Son olarak değinilmesi gereken BMMYK ile Türkiye arasındaki yetki sorunudur. BMMYK kendi tüzüğüne ve Cenevre Sözleşmesi’ne dayanarak bir devletin mülteci olarak tanımayı reddettiği insanları da, eğer Cenevre Sözleşmesi’nde ve kendi tüzüğünde belirlenen koşullara uyuyorlarsa, mülteci olarak tanıyabilmektedir. Nitekim Türkiye’nin koyduğu coğrafi çekince sebebiyle kabul etmediği kişileri bu sayede mülteci olarak tanıyıp üçüncü ülkelere kalıcı yerleşimci olarak gönderebilmektedir. Fakat Türkiye kendisinin mülteci olarak tanımadığı kişilerin BMMYK tarafından da tanınmaması ve ülkelerine geri dönmeye ikna edilmesi konusunda baskı yapmaktadır. Türkiye’de 2008 yılı itibariyle çok büyük oranı Irak ve İran’dan gelen 18.000 kişi mültecilik ve sığınma için başvurusu yapılmıştır. Özellikle Suriye üzerinden gelen Iraklıların kabul edilmediği ve BMMYK tarafından mülteci olarak tanınmalarına rağmen zorla geri gönderildikleri tespit edilmiştir. Devlet yetkilileri zorla geri göndermeleri kabul etmeyip, yaşananların gönüllü geri dönmeler olduğunu savunmaktadır (USCRI, 2008 Türkiye Ülke Raporu)∗.

II. Festus Okey Vakası

Yukarıdaki aktarılan teorik çerçevenin ışığında Festus Okey vakasını incelemek önemlidir. Çünkü Festus Okey çeşitli göçmenlik statülerinin işlevini görmek açısından eşsiz bir örnek oluşturmaktadır. Festus Okey BMMYK tarafından sığınmacı olarak tanımlanmış ve bu statüsünü belirten bir kimlik kartı almaya hak kazanmıştır. Ancak bir vatandaşlık bağından yoksun kalması sebebiyle hem ölümü hem de mahkeme sürecinde yaşananlar mültecilik/sığınmacılık/göçmenlik gibi kavramların özünü açıklamamız için bize iyi bir örnek oluşturmaktadır.
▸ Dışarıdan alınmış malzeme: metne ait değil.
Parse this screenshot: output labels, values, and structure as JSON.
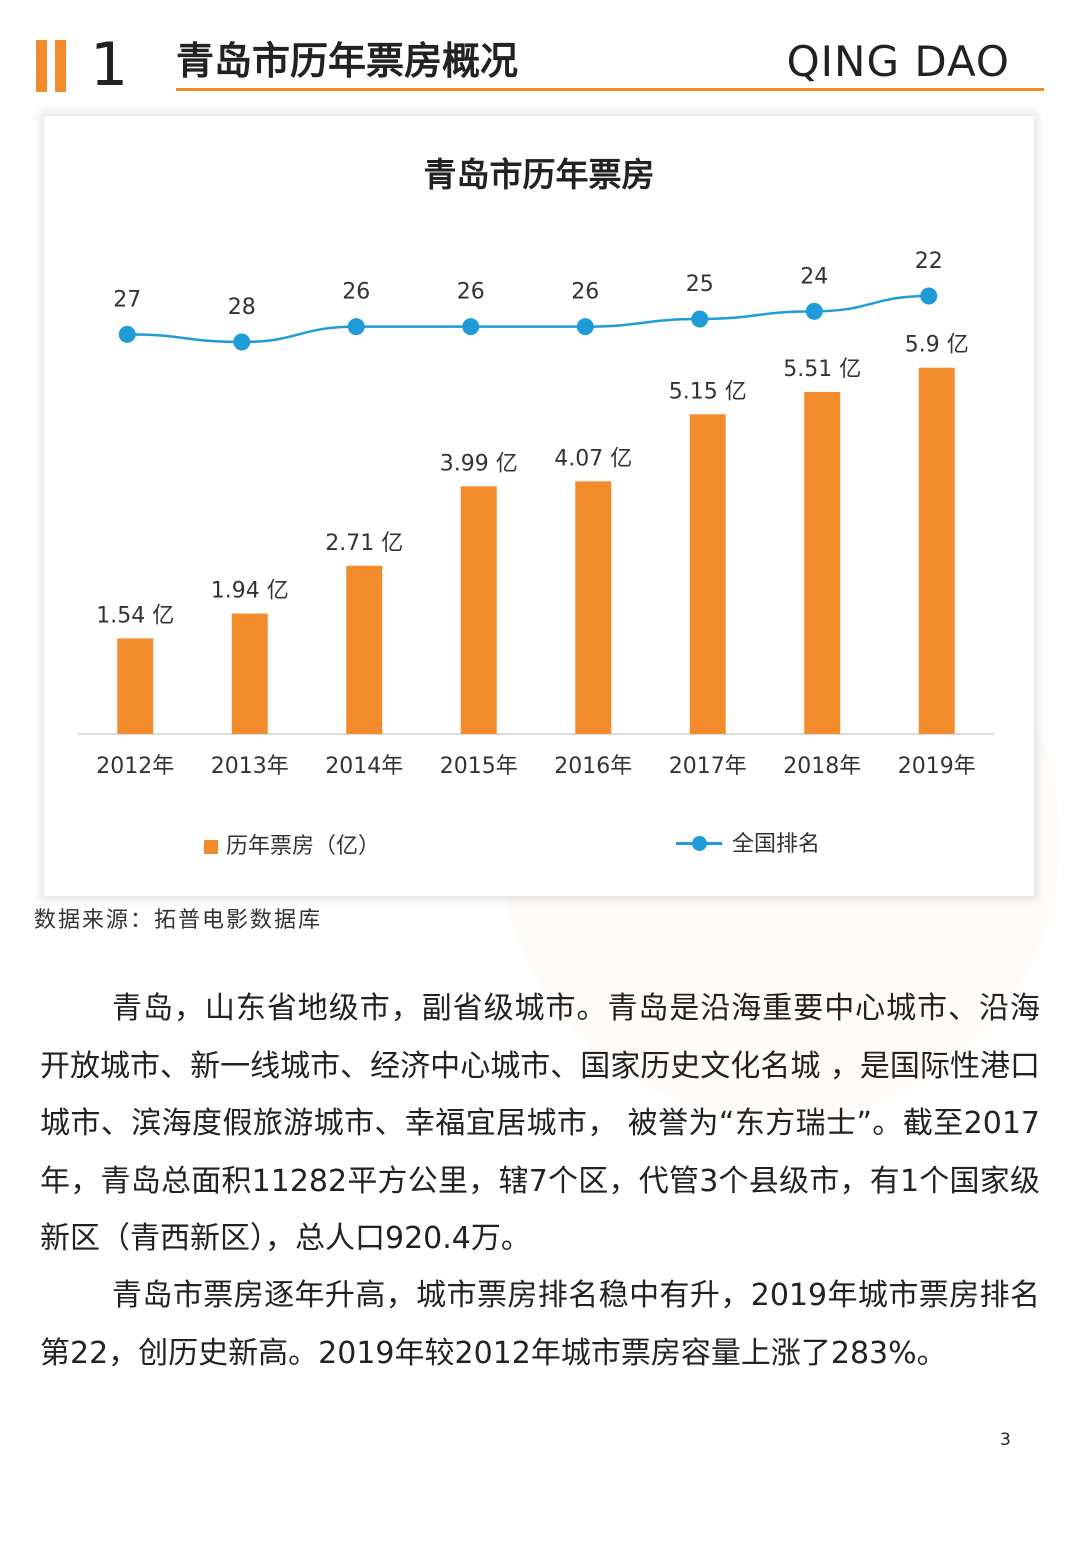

Festus Okey’in yaşamı, hukuki durumu ve ölümü

Festus Okey, Nijerya’daki zor koşullardan kaçıp Türkiye’ye 2005 yılında gelmiştir. Festus Okey’in asıl adının Bethel Chinasaokwu Ogu olduğu ve 5 Ağustos 1975 tarihinde Nijerya’da doğduğu dava süreci boyunca araştırma yapan avukatlar tarafından tespit edilmiştir. 2005 yılında Türkiye’ye gelmeden önce kısa bir süre kaldığı İran’da adını Festus Okey olarak değiştirdiği

(14)

görülmüştür. Pek çok sınırı geçmek ve bu süreçte pek çok kamu görevlisinin yanı sıra pek çok yer altı örgütüyle de ilişkiye girmek zorunda kalan mülteciler için kimlik değiştirme sık rastlanan bir durumdur. Okey, kaçak olarak girdiği Türkiye’de amatör futbol kulüplerinde futbol oynayarak kendine bir kariyer edinmeye çalışmış ancak başarısız olmuştur. Bu sırada İstanbul’da polis tarafından yakalanmış ve 2006’da sınır dışı edilmiştir. Ekim 2006’da Türkiye’de tedavi amaçlı bulunmak üzere 30 gün süreli vize alarak yeniden İstanbul’a gelmiştir. Şubat 2007’de yakalanmış, vize süresinin dolması sebebiyle kaçak olarak ülkede bulunduğu tespit edilip tutuklanmış ve Kumkapı Yabancılar Misafirhanesi’ne götürülmüştür. 6 ay kaldığı Misafirhane’den Birleşmiş Milletler Mülteci Yüksek Komiserliği’ne mültecilik başvurusunda bulunarak çıkabilmiştir. BMMYK başvurusunu kabul etmiş, kendisine sığınmacı olarak kabul edildiğine dair bir belge vermiştir. Türkiye’deki mevzuat gereği sığınmacı olarak kabul edilen kişiler devletin belirlediği şehirlerde zorunlu ikamete tabi tutulmaktadırlar. İzin almadan da bu kentlerden ayrılmaları yasaklanmıştır. Okey BMMYK’dan sığınmacı statüsünü aldıktan sonra mülteci olarak gönderileceği ülkeye gitmeyi beklemek üzere Mersin’de zorunlu ikamete tabi tutulmuştur. Olayın olduğu sırada İstanbul’da bulunması ise Mersin Emniyet Müdürlüğü’nden iki hafta için aldığı yol izin belgesi sayesinde olmuştur. 8 Ağustos-22 Ağustos 2007 tarihleri arasını kapsayan izin belgesi Festus Okey’in bu tarihten önce Mersin’de yaşadığını ve geçici süre ile İstanbul’da bulunduğunu göstermektedir.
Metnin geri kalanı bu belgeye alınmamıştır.